Urgent® PC office-based treatment for overactive bladder
Take back control of your life!
Urgent PC is a non-drug, non-surgical option for overactive bladder and associated symptoms of urinary urgency, urinary frequency and urge incontinence
Since 2003, healthcare professionals have used the Urgent PC Neuromodulation System as an effective office treatment for men and women suffering from overactive bladder, a condition commonly referred to as OAB. Urgent PC is up to 80% effective, even after conservative measures and OAB drugs have failed. Plus, Urgent PC is very low risk, making it a great choice for people unable or unwilling to have more invasive procedures.
How does Urgent PC work?
The Urgent PC system delivers a specific type of neuromodulation called percutaneous tibial nerve stimulation (PTNS). During treatment, a small, slim needle electrode is inserted near your ankle. The needle electrode is then connected to the battery-powered stimulator. During your 30-minute treatment, mild impulses from the stimulator travel through the needle electrode, along your leg and to the nerves in your pelvis that control bladder function. This process is also referred to as neuromodulation.
What will I feel with Urgent PC therapy?
Because patients may experience the sensation of the Urgent PC therapy in different ways, it's difficult to say what the treatment would feel like to you. Patients often describe the sensation as "tingling" or "pulsating." Treatment is typically well-tolerated by patients. Urgent PC offers many different levels of stimulation, so your clinician will be able to adjust treatment to suit you as well as address any discomfort that you might experience during treatment.

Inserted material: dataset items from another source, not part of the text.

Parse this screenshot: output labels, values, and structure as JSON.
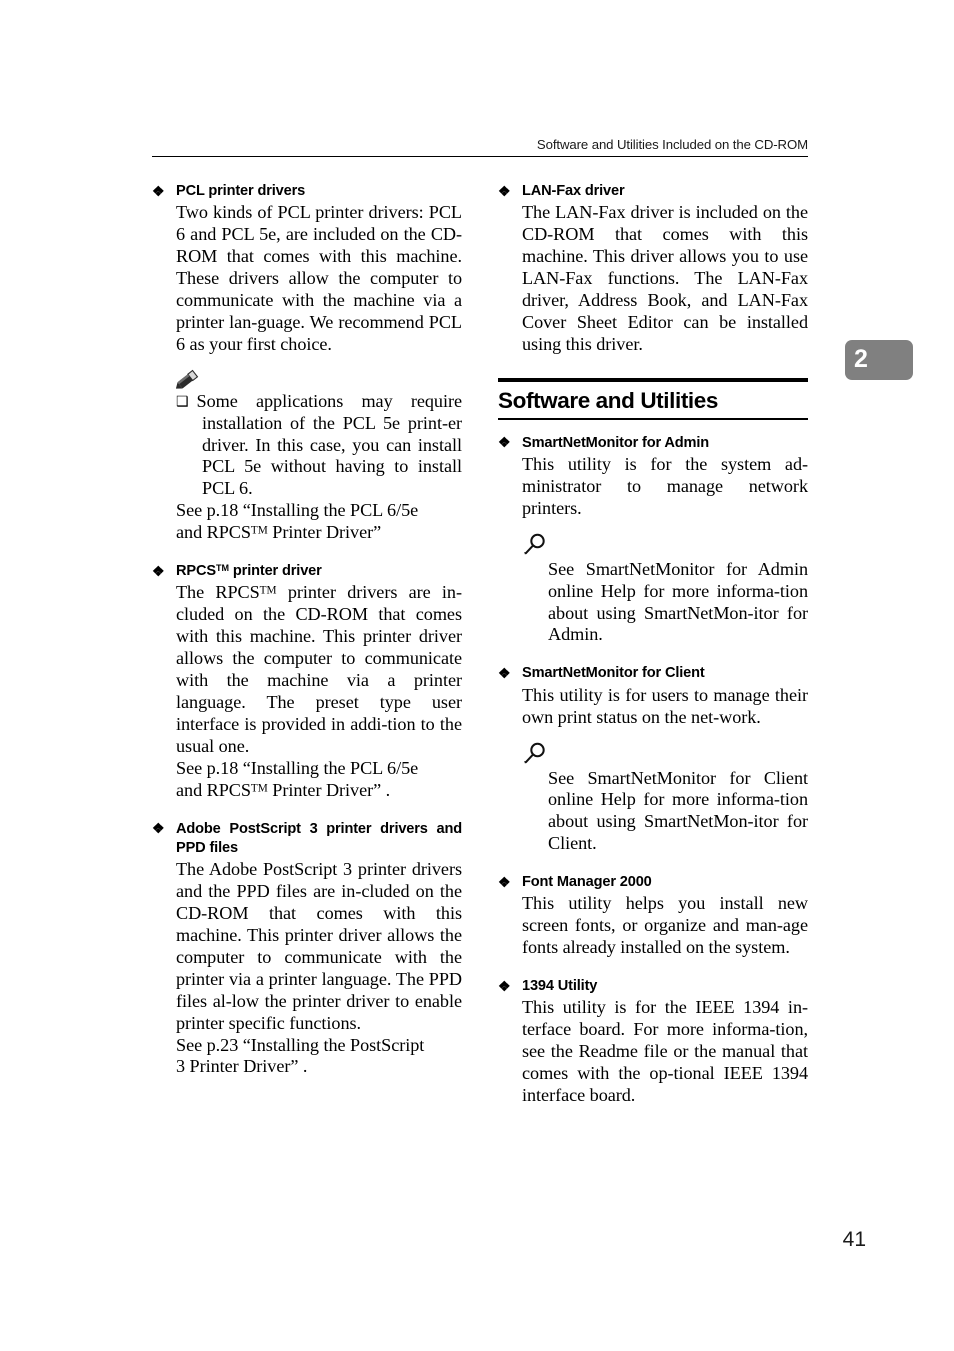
{
  "page": {
    "running_header": "Software and Utilities Included on the CD-ROM",
    "chapter_tab": "2",
    "folio": "41"
  },
  "icons": {
    "diamond": "❖",
    "note_square": "❑",
    "pencil": "pencil-icon",
    "magnifier": "magnifier-icon"
  },
  "left_column": {
    "entries": [
      {
        "title": "PCL printer drivers",
        "body": "Two kinds of PCL printer drivers: PCL 6 and PCL 5e, are included on the CD-ROM that comes with this machine. These drivers allow the computer to communicate with the machine via a printer lan-guage. We recommend PCL 6 as your first choice.",
        "note": "Some applications may require installation of the PCL 5e print-er driver. In this case, you can install PCL 5e without having to install PCL 6.",
        "see_line1": "See p.18 “Installing the PCL 6/5e",
        "see_line2_pre": "and RPCS",
        "see_line2_post": " Printer Driver”"
      },
      {
        "title_pre": "RPCS",
        "title_post": " printer driver",
        "body_pre": "The RPCS",
        "body_post": " printer drivers are in-cluded on the CD-ROM that comes with this machine. This printer driver allows the computer to communicate with the machine via a printer language. The preset type user interface is provided in addi-tion to the usual one.",
        "see_line1": "See p.18 “Installing the PCL 6/5e",
        "see_line2_pre": "and RPCS",
        "see_line2_post": " Printer Driver” ."
      },
      {
        "title": "Adobe PostScript 3 printer drivers and PPD files",
        "body": "The Adobe PostScript 3 printer drivers and the PPD files are in-cluded on the CD-ROM that comes with this machine. This printer driver allows the computer to communicate with the printer via a printer language. The PPD files al-low the printer driver to enable printer specific functions.",
        "see_line1": "See p.23 “Installing the PostScript",
        "see_line2": "3 Printer Driver” ."
      }
    ]
  },
  "right_column": {
    "lan_fax": {
      "title": "LAN-Fax driver",
      "body": "The LAN-Fax driver is included on the CD-ROM that comes with this machine. This driver allows you to use LAN-Fax functions. The LAN-Fax driver, Address Book, and LAN-Fax Cover Sheet Editor can be installed using this driver."
    },
    "section_heading": "Software and Utilities",
    "entries": [
      {
        "title": "SmartNetMonitor for Admin",
        "body": "This utility is for the system ad-ministrator to manage network printers.",
        "reference": "See SmartNetMonitor for Admin online Help for more informa-tion about using SmartNetMon-itor for Admin."
      },
      {
        "title": "SmartNetMonitor for Client",
        "body": "This utility is for users to manage their own print status on the net-work.",
        "reference": "See SmartNetMonitor for Client online Help for more informa-tion about using SmartNetMon-itor for Client."
      },
      {
        "title": "Font Manager 2000",
        "body": "This utility helps you install new screen fonts, or organize and man-age fonts already installed on the system."
      },
      {
        "title": "1394 Utility",
        "body": "This utility is for the IEEE 1394 in-terface board. For more informa-tion, see the Readme file or the manual that comes with the op-tional IEEE 1394 interface board."
      }
    ]
  }
}
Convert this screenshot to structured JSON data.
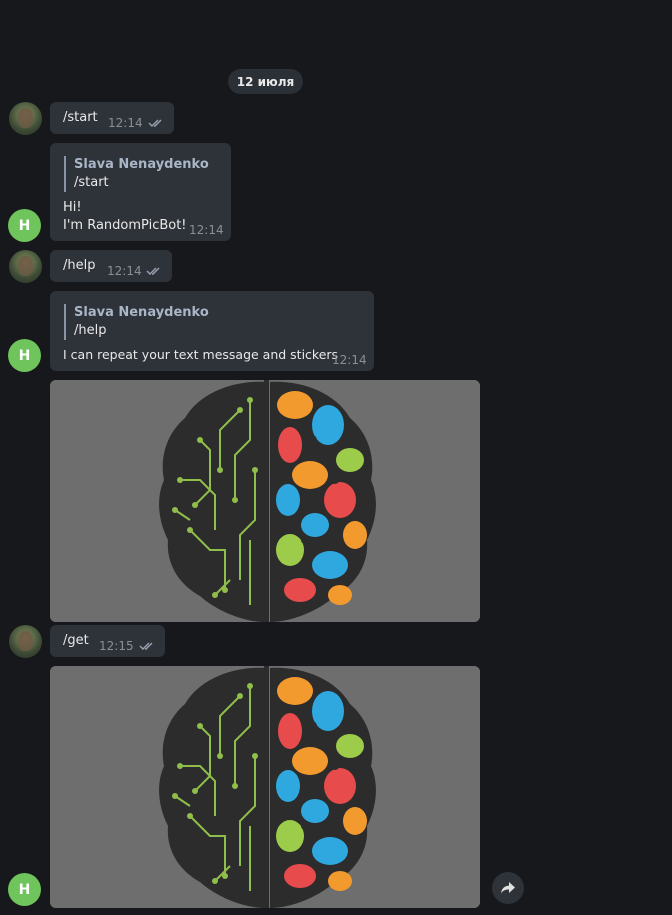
{
  "date_separator": "12 июля",
  "messages": [
    {
      "type": "user",
      "text": "/start",
      "time": "12:14"
    },
    {
      "type": "bot",
      "reply_author": "Slava Nenaydenko",
      "reply_text": "/start",
      "lines": [
        "Hi!",
        "I'm RandomPicBot!"
      ],
      "time": "12:14"
    },
    {
      "type": "user",
      "text": "/help",
      "time": "12:14"
    },
    {
      "type": "bot",
      "reply_author": "Slava Nenaydenko",
      "reply_text": "/help",
      "lines": [
        "I can repeat your text message and stickers"
      ],
      "time": "12:14"
    },
    {
      "type": "bot_photo",
      "image": "brain-circuit-colorful"
    },
    {
      "type": "user",
      "text": "/get",
      "time": "12:15"
    },
    {
      "type": "bot_photo",
      "image": "brain-circuit-colorful"
    }
  ],
  "bot_avatar_letter": "H",
  "icons": {
    "read_status": "double-check-icon",
    "share": "share-arrow-icon"
  },
  "colors": {
    "background": "#17181c",
    "bubble": "#2e3239",
    "bot_avatar": "#6fc45b",
    "reply_author": "#a9b6c7",
    "photo_background": "#6e6e6e"
  }
}
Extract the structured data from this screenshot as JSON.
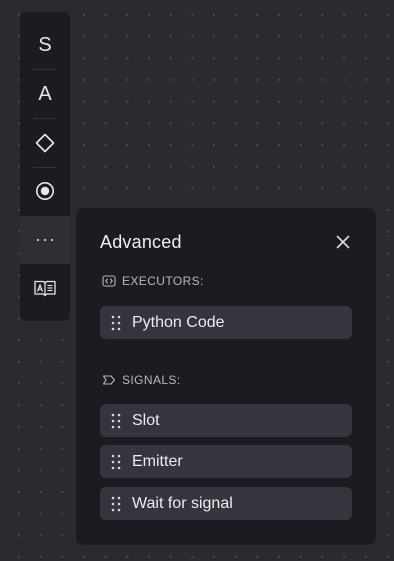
{
  "toolbar": {
    "tools": [
      {
        "id": "s",
        "label": "S"
      },
      {
        "id": "a",
        "label": "A"
      },
      {
        "id": "diamond",
        "icon": "diamond-icon"
      },
      {
        "id": "radio",
        "icon": "radio-target-icon"
      },
      {
        "id": "more",
        "icon": "ellipsis-icon",
        "active": true
      },
      {
        "id": "translate",
        "icon": "translate-book-icon"
      }
    ]
  },
  "panel": {
    "title": "Advanced",
    "close_icon": "close-icon",
    "sections": [
      {
        "label": "EXECUTORS:",
        "icon": "code-brackets-icon",
        "items": [
          {
            "label": "Python Code"
          }
        ]
      },
      {
        "label": "SIGNALS:",
        "icon": "signal-tag-icon",
        "items": [
          {
            "label": "Slot"
          },
          {
            "label": "Emitter"
          },
          {
            "label": "Wait for signal"
          }
        ]
      }
    ]
  },
  "colors": {
    "canvas": "#2a2a2f",
    "panel": "#1b1c21",
    "item": "#34353d",
    "text": "#ececf0"
  }
}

How often will I need Urgent PC treatments?
You will receive an initial series of 12 treatments scheduled about a week apart. If you respond, you will likely need a treatment about once per month to maintain your improvements.
How soon will I see results with Urgent PC?
Because Urgent PC gently modifies the signals to achieve bladder control, it usually takes 5-7 weeks for symptoms to change. However, patients respond at different rates. In a review of about 100 patients who had success with Urgent PC, symptoms improved anywhere between 2-12 weeks. For about 20% of these patients, the symptoms of urgency and/or urge incontinence didn't improve until after 8 weeks.1
There is no way to anticipate who will respond earlier, later or not at all. That's why it is important to receive the 12 recommended treatments before you and your physician evaluate whether this therapy is an appropriate and effective choice for you.
How can I receive treatment with Urgent PC?
Urgent PC is an option for patients with OAB. If you think you have OAB, talk to your doctor, a urologist or urogynecologist. If you have OAB, the doctor will work with you to determine your own personal treatment plan which usually starts with behavior and diet modifications plus medications. Urgent PC is an excellent option if these options don't work or provide sufficient improvements. Treatment with Urgent PC is typically performed at the office of a urologist, urogynecologist or gynecologist. So, if you run out of options with your normal doctor, consider visiting one of these specialists.
Does insurance cover Urgent PC?
Urgent PC treatment is reimbursed by Medicare across the United States. Private insurance coverage varies by state. To see if your insurance company covers Urgent PC, use our Coverage Finder or talk to your Healthcare Provider.
Are there patients who should not be treated with Urgent PC?
Yes, these include: patients with pacemakers or implantable defibrillators, patients prone to excessive bleeding, patients with nerve damage that could impact either percutaneous tibial nerve or pelvic floor function and patients who are pregnant or planning to become pregnant during the duration of the treatment.
What are the risks associated with Urgent PC?
The risks associated with Urgent PC therapy are low. Most common side-effects are temporary and include mild pain or skin inflammation at or near the stimulation site.
1. Leong, F., McLennan, M.T., Barr, S.A., & Steele, A.C. (2011). Posterior tibial nerve stimulation in patients who have failed anticholinergic therapy: efficacy and time to response.Female Pelvic Med Reconstr Surg 17:2, 74-75.